WASHINGTON, D.C.—In its "Orders" listed posted today, the U.S. Supreme Court has denied the petition filed by First Amendment attorney J. Michael Murray to reconsider the Sixth Circuit Court of Appeals' en banc ruling which reaffirmed the legality of 18 U.S.C. §2257, the federal recordkeeping and labeling law.
The case was Connection Distributing Co. v. Holder, which saw its beginnings in the mid-1990s as a challenge to the ability of "swinger" magazines (and later, websites) to post nude and sexually explicit photos of swingers which accompanied their ads seeking to attract like-minded adults. The federal recordkeeping and labeling law would have required publishers of such magazines to maintain (and cross-reference) records of the identities of their advertisers, many of whom prize their anonymity, and to make such records available to federal inspectors (usually FBI agents) who wished to see them. The magazine had argued, in part on behalf of its advertisers, that its function was merely to collect ads and photos and compile them in a location that allowed the swingers to more easily contact each other, with the magazine's editors performing little or no editorial function.

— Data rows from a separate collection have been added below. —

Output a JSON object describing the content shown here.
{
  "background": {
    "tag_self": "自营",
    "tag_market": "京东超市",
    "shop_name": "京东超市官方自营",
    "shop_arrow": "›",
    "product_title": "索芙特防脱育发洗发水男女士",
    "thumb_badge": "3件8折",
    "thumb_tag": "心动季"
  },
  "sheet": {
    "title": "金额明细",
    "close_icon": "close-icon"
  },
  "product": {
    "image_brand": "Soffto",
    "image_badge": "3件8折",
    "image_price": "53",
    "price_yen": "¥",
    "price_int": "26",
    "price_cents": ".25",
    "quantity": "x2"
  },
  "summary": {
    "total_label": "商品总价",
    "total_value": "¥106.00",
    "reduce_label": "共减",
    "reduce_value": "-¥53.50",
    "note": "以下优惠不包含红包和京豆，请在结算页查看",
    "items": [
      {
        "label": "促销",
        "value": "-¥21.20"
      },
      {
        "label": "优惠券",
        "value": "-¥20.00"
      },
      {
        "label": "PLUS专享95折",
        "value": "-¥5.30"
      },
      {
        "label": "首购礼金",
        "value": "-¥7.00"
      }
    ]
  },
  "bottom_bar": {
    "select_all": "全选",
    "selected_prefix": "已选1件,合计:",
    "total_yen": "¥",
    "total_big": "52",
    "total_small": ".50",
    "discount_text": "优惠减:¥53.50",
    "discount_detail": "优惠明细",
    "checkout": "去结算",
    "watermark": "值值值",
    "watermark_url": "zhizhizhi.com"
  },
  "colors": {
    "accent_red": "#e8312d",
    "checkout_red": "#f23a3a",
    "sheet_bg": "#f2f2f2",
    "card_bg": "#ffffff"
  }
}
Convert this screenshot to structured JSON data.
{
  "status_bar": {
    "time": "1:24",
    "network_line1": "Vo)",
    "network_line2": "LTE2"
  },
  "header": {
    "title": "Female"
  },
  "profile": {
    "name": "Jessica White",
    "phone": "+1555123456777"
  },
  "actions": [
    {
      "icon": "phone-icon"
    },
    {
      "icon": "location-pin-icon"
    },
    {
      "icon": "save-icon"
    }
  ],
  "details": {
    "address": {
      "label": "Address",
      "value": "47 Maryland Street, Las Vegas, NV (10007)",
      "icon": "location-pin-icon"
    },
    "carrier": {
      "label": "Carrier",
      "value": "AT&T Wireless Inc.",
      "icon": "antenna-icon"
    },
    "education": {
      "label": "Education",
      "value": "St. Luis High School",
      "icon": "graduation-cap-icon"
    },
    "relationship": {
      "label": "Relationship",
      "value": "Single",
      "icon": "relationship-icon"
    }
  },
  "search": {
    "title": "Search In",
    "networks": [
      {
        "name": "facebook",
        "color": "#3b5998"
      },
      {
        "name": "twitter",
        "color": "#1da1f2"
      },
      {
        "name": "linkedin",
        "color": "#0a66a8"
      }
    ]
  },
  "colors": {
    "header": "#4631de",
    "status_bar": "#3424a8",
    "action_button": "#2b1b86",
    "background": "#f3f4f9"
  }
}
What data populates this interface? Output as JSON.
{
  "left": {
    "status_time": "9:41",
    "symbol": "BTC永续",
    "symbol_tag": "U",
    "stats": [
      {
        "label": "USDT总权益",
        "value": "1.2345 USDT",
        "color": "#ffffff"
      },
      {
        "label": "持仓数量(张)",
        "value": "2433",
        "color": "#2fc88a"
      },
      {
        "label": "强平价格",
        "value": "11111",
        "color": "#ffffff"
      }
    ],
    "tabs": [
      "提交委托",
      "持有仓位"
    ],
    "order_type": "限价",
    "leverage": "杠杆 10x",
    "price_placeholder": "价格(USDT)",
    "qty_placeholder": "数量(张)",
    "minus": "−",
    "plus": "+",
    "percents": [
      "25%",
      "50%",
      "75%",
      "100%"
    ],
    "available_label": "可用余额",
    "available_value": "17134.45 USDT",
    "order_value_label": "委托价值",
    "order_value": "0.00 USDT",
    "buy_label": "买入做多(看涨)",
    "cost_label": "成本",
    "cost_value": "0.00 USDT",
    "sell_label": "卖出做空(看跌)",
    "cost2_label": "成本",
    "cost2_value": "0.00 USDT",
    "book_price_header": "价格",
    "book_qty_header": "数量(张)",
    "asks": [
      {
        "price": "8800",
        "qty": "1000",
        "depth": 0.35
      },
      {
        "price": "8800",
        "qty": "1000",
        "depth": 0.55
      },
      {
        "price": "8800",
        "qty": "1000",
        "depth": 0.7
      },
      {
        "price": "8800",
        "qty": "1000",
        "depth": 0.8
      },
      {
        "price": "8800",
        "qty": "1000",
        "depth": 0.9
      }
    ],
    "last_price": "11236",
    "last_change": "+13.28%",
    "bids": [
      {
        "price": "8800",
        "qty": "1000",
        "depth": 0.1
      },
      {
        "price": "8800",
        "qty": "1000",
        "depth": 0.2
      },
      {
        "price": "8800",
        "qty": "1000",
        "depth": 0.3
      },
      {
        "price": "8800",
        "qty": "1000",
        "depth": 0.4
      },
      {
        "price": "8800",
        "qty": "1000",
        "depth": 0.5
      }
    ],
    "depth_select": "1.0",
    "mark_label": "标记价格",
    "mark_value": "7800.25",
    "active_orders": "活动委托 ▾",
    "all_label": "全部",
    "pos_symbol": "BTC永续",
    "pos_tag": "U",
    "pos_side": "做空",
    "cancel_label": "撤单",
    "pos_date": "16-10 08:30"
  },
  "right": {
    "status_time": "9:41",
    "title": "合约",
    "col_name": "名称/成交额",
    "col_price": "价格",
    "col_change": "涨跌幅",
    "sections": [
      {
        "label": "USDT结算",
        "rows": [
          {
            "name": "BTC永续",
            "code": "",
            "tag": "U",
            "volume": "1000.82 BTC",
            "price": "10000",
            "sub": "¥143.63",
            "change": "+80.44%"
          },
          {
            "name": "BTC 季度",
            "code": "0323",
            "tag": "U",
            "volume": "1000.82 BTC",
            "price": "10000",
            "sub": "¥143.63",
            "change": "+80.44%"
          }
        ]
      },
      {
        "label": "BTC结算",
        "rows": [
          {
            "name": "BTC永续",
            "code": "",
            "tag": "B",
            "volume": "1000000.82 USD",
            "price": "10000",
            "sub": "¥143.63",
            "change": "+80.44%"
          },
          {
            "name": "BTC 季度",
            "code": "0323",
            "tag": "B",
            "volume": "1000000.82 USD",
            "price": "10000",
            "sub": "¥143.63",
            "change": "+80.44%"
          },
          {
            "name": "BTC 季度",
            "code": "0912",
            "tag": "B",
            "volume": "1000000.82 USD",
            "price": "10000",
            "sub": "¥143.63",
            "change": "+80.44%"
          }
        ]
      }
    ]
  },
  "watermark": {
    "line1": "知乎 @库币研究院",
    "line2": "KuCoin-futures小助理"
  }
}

However, unlike subsequent laws which freed website hosts from responsibility for user-posted content, no such similar exemption exists for magazine publishers.
"It might have been a little-noticed victory, but it was an important one," observed Murray, "because the District Court ruled, and the government never challenged this on appeal, that the swingers website and Internet service, which was operated by Connection, which was a separate branch of its business, was exempt from complying with the statute on the ground that it actually came within the definition of a web-hosting service. But it was an extremely important achievement and victory because it freed their Internet website service and others that are operated in a similar fashion from having to comply with the statute."
The Connection case dragged on from its inception in 1995, with hearings on various motions heard in district court and ruled upon by the Sixth Circuit, plus at least one prior Supreme Court petition as well.
"It was a 14-year battle, and I'm very, very proud of Rondee Kamins and her company [General Video of America/Transworld News] for fighting this battle for so long," Murray stated. "The fact of the matter is, she did accomplish quite a bit as a result of this battle. In the end, we had four dissenting opinions [in the Connection en banc decision] signed on by six judges that presented some powerful arguments as to why the statute is unconstitutional."
"So yes, it's disappointing that the court did not see fit to grant review of the case," he continued. "The odds are always against any particular petition for cert being granted just as a statistical matter, but we felt we had some strong arguments that made the case worthy for Supreme Court review. The dissenters' opinions were lengthier than the majority, if I recall correctly."
AVN's analysis of that decision can be found here.
In fact, it was largely on the record of Murray's tenacity and achievements in the Connection case that Free Speech Coalition has retained him and his firm for their own challenge to 2257.
"We have only just begun to fight," Murray exclaimed.